At mile 16.1 I looked at my 3 mile split from the half - It was about 20:10 - so 6:42 pace. I knew my goal pace needed to be at 19 minutes for that 3 mile section and this was discouraging.
It was mainly downhill yet I was falling off pace. What I didn't think about yet was how much the wind had picked up. But I was feeling a bit tired and it was disheartening to notice myself off the goal pace so much after 3 miles.
Then we passed the pond that was glassy in on the first two loops. Now it was pretty choppy and wind was coming at us from all directions it seemed.
That made me glad I didn't change the course to go straight east. At least on my loop course there were sections that were protected from the wind.
At this point I was still on a pace to be able to run 2:50 or so. But I didn't think to latch onto a new goal pace. Instead I just started avoiding looking at the mile splits not wanting to know anymore. That didn't help with my motivation to run fast or push through the fatigue.

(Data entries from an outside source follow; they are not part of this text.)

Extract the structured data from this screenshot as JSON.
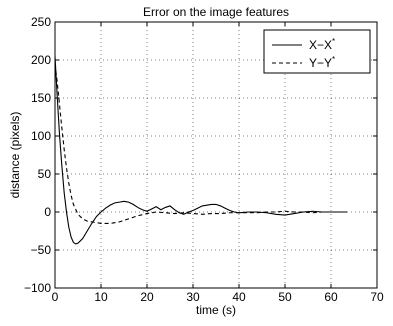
{
  "chart_data": {
    "type": "line",
    "title": "Error on the image features",
    "xlabel": "time (s)",
    "ylabel": "distance (pixels)",
    "xlim": [
      0,
      70
    ],
    "ylim": [
      -100,
      250
    ],
    "xticks": [
      0,
      10,
      20,
      30,
      40,
      50,
      60,
      70
    ],
    "yticks": [
      -100,
      -50,
      0,
      50,
      100,
      150,
      200,
      250
    ],
    "xtick_labels": [
      "0",
      "10",
      "20",
      "30",
      "40",
      "50",
      "60",
      "70"
    ],
    "ytick_labels": [
      "−100",
      "−50",
      "0",
      "50",
      "100",
      "150",
      "200",
      "250"
    ],
    "grid": true,
    "legend_position": "top-right",
    "series": [
      {
        "name": "X−X",
        "superscript": "*",
        "style": "solid",
        "x": [
          0,
          0.5,
          1,
          1.5,
          2,
          2.5,
          3,
          3.5,
          4,
          4.5,
          5,
          6,
          7,
          8,
          9,
          10,
          11,
          12,
          13,
          14,
          15,
          16,
          17,
          18,
          19,
          20,
          21,
          22,
          23,
          24,
          25,
          26,
          27,
          28,
          29,
          30,
          31,
          32,
          33,
          34,
          35,
          36,
          37,
          38,
          39,
          40,
          42,
          44,
          46,
          48,
          50,
          52,
          54,
          56,
          58,
          60,
          62,
          63.5
        ],
        "y": [
          205,
          150,
          100,
          60,
          25,
          0,
          -20,
          -33,
          -40,
          -42,
          -41,
          -35,
          -25,
          -15,
          -6,
          0,
          5,
          9,
          12,
          13,
          14,
          13,
          10,
          6,
          3,
          1,
          4,
          7,
          3,
          6,
          8,
          3,
          -1,
          -3,
          0,
          2,
          5,
          8,
          9,
          10,
          10,
          8,
          5,
          2,
          0,
          -1,
          0,
          0,
          -1,
          -3,
          -4,
          -2,
          0,
          1,
          0,
          0,
          0,
          0
        ]
      },
      {
        "name": "Y−Y",
        "superscript": "*",
        "style": "dashed",
        "x": [
          0,
          0.5,
          1,
          1.5,
          2,
          2.5,
          3,
          3.5,
          4,
          5,
          6,
          7,
          8,
          9,
          10,
          12,
          14,
          16,
          18,
          20,
          22,
          24,
          26,
          28,
          30,
          32,
          34,
          36,
          38,
          40,
          42,
          44,
          46,
          48,
          50,
          52,
          54,
          56,
          58,
          60,
          62,
          63.5
        ],
        "y": [
          195,
          170,
          140,
          110,
          82,
          58,
          38,
          22,
          10,
          -3,
          -9,
          -12,
          -13,
          -14,
          -15,
          -15,
          -13,
          -9,
          -5,
          -2,
          0,
          -1,
          -2,
          -1,
          -2,
          -3,
          -2,
          -2,
          -1,
          -1,
          -1,
          -1,
          0,
          0,
          1,
          0,
          0,
          -1,
          0,
          0,
          0,
          0
        ]
      }
    ]
  }
}
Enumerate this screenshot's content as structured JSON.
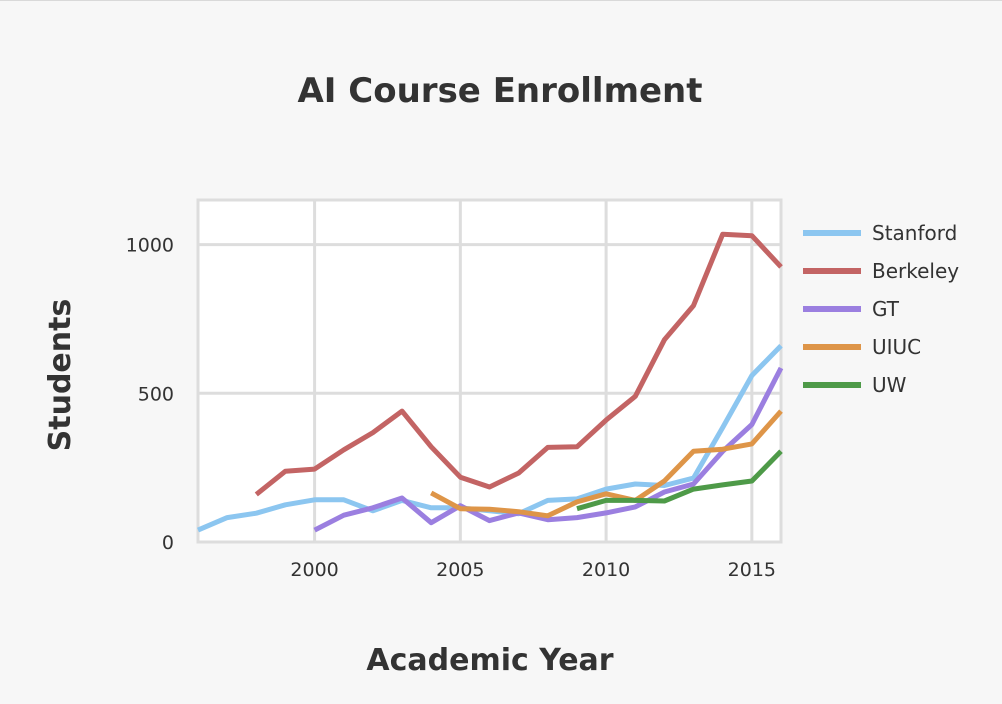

My mind was pretty tired at this point. And I think that was amplified by not having a defined goal any more, since the original goal seemed out of reach.
And the wind continued to pick up. Running north under the Arapahoe tunnel I felt like I was trying to pull a parachute or something.
45:03 - 6:52/mile for the loop, 6:32/mile total
Am I too happy for 19.65 miles in? Maybe I need to learn to suffer (or not)
It was nice to have the family cheering section again as I got back to the park. I was pretty far off pace at this point, but at least I was feeling encouraged now by being on the final lap.
And then the wind got relentless.
Which did a fairly decent job at destroying my newly acquired 'bell lap' motivation. 6.55 miles is kind of a long bell lap by the way…just fyi.
This is where 5 inch leaves were blasting me in the face repeatedly.
Then rounding a corner trying to pick it up only to have a 50 mph (estimate) gust nearly stop all progress.
Then finally getting back to the ponds only to see them fully windblown with waves and the trees and leaves going crazy everywhere.
I can't complain about the sun and temperature, even if the wind was brutal
Just kept plugging along. Looked down at the watch periodically to see the pace in the 8 min. range. Tried to pick it up and at least get it back to the 7's.
I pretty much threw in the towel on the 6 minute range 5 or 6 wind gusts prior.
The 22 mile face
Going north under the Arapahoe tunnel for the final time was twice as hard as the previous time. All the wind being focused directly down the tube in my face.
Oddly enough, 1/4 mile up the hill the wind was at my back.
1.5 miles to go and I've got myself a solid tailwind. And it was pushing me for about 1/2 mile which was extremely nice and much appreciated at that point!
But it was too little too late to even come close to salvaging the original goal. And anyway I made a left turn and the tailwind was gone.
I was able to cover the last mile in about a 6:30 though, thanks to Steve.
Pick it up, nobody has ever regretted going too hard in the last half mile.
The truth of that statement made me laugh to myself. And I was finally capable of picking it up again.
Finished: 48:46 - 7:26/mile for the loop, 2:57:19 total - 6:45/mile average total.
Finishing is nice.
And of course it's all grins and goaties when you finish a marathon.
Though I didn't hit my initial goal, I was fine with it for a couple reasons.
- I didn't know what to expect. I gave my best attempt at a goal time and went for it. It didn't work out. Now I know better what to expect for the next time.
- That wind was rough!
My observations post Marathon
Loop running can be kind of challenging mentally.
I can use work on the mental middle game.
My legs aren't sore the next day, and I can easily run up and down the stairs at home. That tells me my mind and not my body was the limiting factor.
I think I needed to set a new goal at mile 16.1 when I realized 2:45 was out the window, in order to find new motivation. My mind didn’t have much to work with at that point.
A solo time trial effort is a very different animal than an organized race.
I have a lot more respect for the marathon today.
The Free Fall Marathon?
Would I do that again? Sure, why not? I thoroughly enjoyed training for it, and the price was right! But I do want to do an actual marathon event sometime...perhaps this spring even.